The Challenge
Over the past 18 months PUMA has been on a mission to define their DNA and get back to the heart of the brand, which has always championed individual athletes, not just for their individual athletic brilliance, but their brilliant personalities, people who had the courage to be themselves. Think Tommie Smith, Diego Maradona and Usain Bolt. The wild ones. The square pegs in the round holes. The people who play their own game. For decades sports has told people that winning was all that mattered and you needed to suffer to achieve your goals. Joy never came into it. Puma’s new brand strategy is built on the idea that greatness is in your nature and Puma exists to help people unleash it so that they can feel the highs of sport.
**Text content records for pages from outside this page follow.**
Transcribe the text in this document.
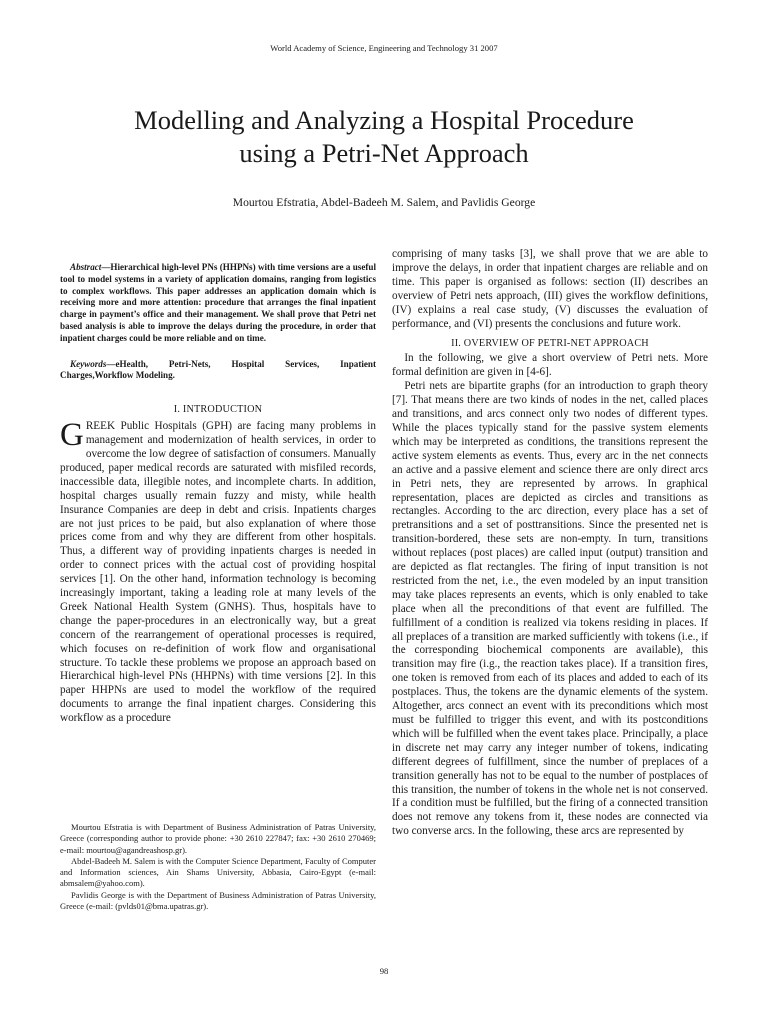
World Academy of Science, Engineering and Technology 31 2007
Modelling and Analyzing a Hospital Procedure
using a Petri-Net Approach
Mourtou Efstratia, Abdel-Badeeh M. Salem, and Pavlidis George

Abstract—Hierarchical high-level PNs (HHPNs) with time versions are a useful tool to model systems in a variety of application domains, ranging from logistics to complex workflows. This paper addresses an application domain which is receiving more and more attention: procedure that arranges the final inpatient charge in payment’s office and their management. We shall prove that Petri net based analysis is able to improve the delays during the procedure, in order that inpatient charges could be more reliable and on time.

Keywords—eHealth, Petri-Nets, Hospital Services, Inpatient Charges,Workflow Modeling.

I. INTRODUCTION

GREEK Public Hospitals (GPH) are facing many problems in management and modernization of health services, in order to overcome the low degree of satisfaction of consumers. Manually produced, paper medical records are saturated with misfiled records, inaccessible data, illegible notes, and incomplete charts. In addition, hospital charges usually remain fuzzy and misty, while health Insurance Companies are deep in debt and crisis. Inpatients charges are not just prices to be paid, but also explanation of where those prices come from and why they are different from other hospitals. Thus, a different way of providing inpatients charges is needed in order to connect prices with the actual cost of providing hospital services [1]. On the other hand, information technology is becoming increasingly important, taking a leading role at many levels of the Greek National Health System (GNHS). Thus, hospitals have to change the paper-procedures in an electronically way, but a great concern of the rearrangement of operational processes is required, which focuses on re-definition of work flow and organisational structure. To tackle these problems we propose an approach based on Hierarchical high-level PNs (HHPNs) with time versions [2]. In this paper HHPNs are used to model the workflow of the required documents to arrange the final inpatient charges. Considering this workflow as a procedure

Mourtou Efstratia is with Department of Business Administration of Patras University, Greece (corresponding author to provide phone: +30 2610 227847; fax: +30 2610 270469; e-mail: mourtou@agandreashosp.gr).

Abdel-Badeeh M. Salem is with the Computer Science Department, Faculty of Computer and Information sciences, Ain Shams University, Abbasia, Cairo-Egypt (e-mail: abmsalem@yahoo.com).

Pavlidis George is with the Department of Business Administration of Patras University, Greece (e-mail: (pvlds01@bma.upatras.gr).

comprising of many tasks [3], we shall prove that we are able to improve the delays, in order that inpatient charges are reliable and on time. This paper is organised as follows: section (II) describes an overview of Petri nets approach, (III) gives the workflow definitions, (IV) explains a real case study, (V) discusses the evaluation of performance, and (VI) presents the conclusions and future work.

II. OVERVIEW OF PETRI-NET APPROACH

In the following, we give a short overview of Petri nets. More formal definition are given in [4-6].

Petri nets are bipartite graphs (for an introduction to graph theory [7]. That means there are two kinds of nodes in the net, called places and transitions, and arcs connect only two nodes of different types. While the places typically stand for the passive system elements which may be interpreted as conditions, the transitions represent the active system elements as events. Thus, every arc in the net connects an active and a passive element and science there are only direct arcs in Petri nets, they are represented by arrows. In graphical representation, places are depicted as circles and transitions as rectangles. According to the arc direction, every place has a set of pretransitions and a set of posttransitions. Since the presented net is transition-bordered, these sets are non-empty. In turn, transitions without replaces (post places) are called input (output) transition and are depicted as flat rectangles. The firing of input transition is not restricted from the net, i.e., the even modeled by an input transition may take places represents an events, which is only enabled to take place when all the preconditions of that event are fulfilled. The fulfillment of a condition is realized via tokens residing in places. If all preplaces of a transition are marked sufficiently with tokens (i.e., if the corresponding biochemical components are available), this transition may fire (i.g., the reaction takes place). If a transition fires, one token is removed from each of its places and added to each of its postplaces. Thus, the tokens are the dynamic elements of the system. Altogether, arcs connect an event with its preconditions which most must be fulfilled to trigger this event, and with its postconditions which will be fulfilled when the event takes place. Principally, a place in discrete net may carry any integer number of tokens, indicating different degrees of fulfillment, since the number of preplaces of a transition generally has not to be equal to the number of postplaces of this transition, the number of tokens in the whole net is not conserved. If a condition must be fulfilled, but the firing of a connected transition does not remove any tokens from it, these nodes are connected via two converse arcs. In the following, these arcs are represented by

98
In our first brand campaign under the ‘Go Wild’ banner, We communicate the highs of Running, specifically ‘the runner’s high’; the sense of elation that Runners feel when their bodies start releasing those happy chemicals. Whether you’re an occasional park runner or an elite athlete, everyone can identify with the rush that running can deliver. And Puma, with its energy returning trainer technology can help you reach that high. While other brands focus on winning or empowerment, Puma focuses on the joy that Running brings, inspiring runners all over the world to pull on their trainers (hopefully Puma ones!) and chase that high.
The Solution
Puma is a legacy brand in running, losing market share in a category dominated by heavy hitters (Nike and Adidas) and under threat from newer, more specialised competitors (Hoka and On). We needed to create a campaign that could drive performance credibility with runners with a distinctively Puma point of view. Instead of focusing on winning (Nike) we dramatised the human truth that runners don’t just run for times, they run because it feels amazing. This ‘runner's high’ was brought to life by Afroman’s iconic ‘I got high’, with a twist that showed runners putting the rest of their lives on hold to feel the high of running. Supported by a 40% YOY increase in media spend, making it Puma’s largest brand campaign ever, hopes are high. Whilst the campaign has only been live for a few weeks, early indicators (including 10M organic views on YouTube) are very promising.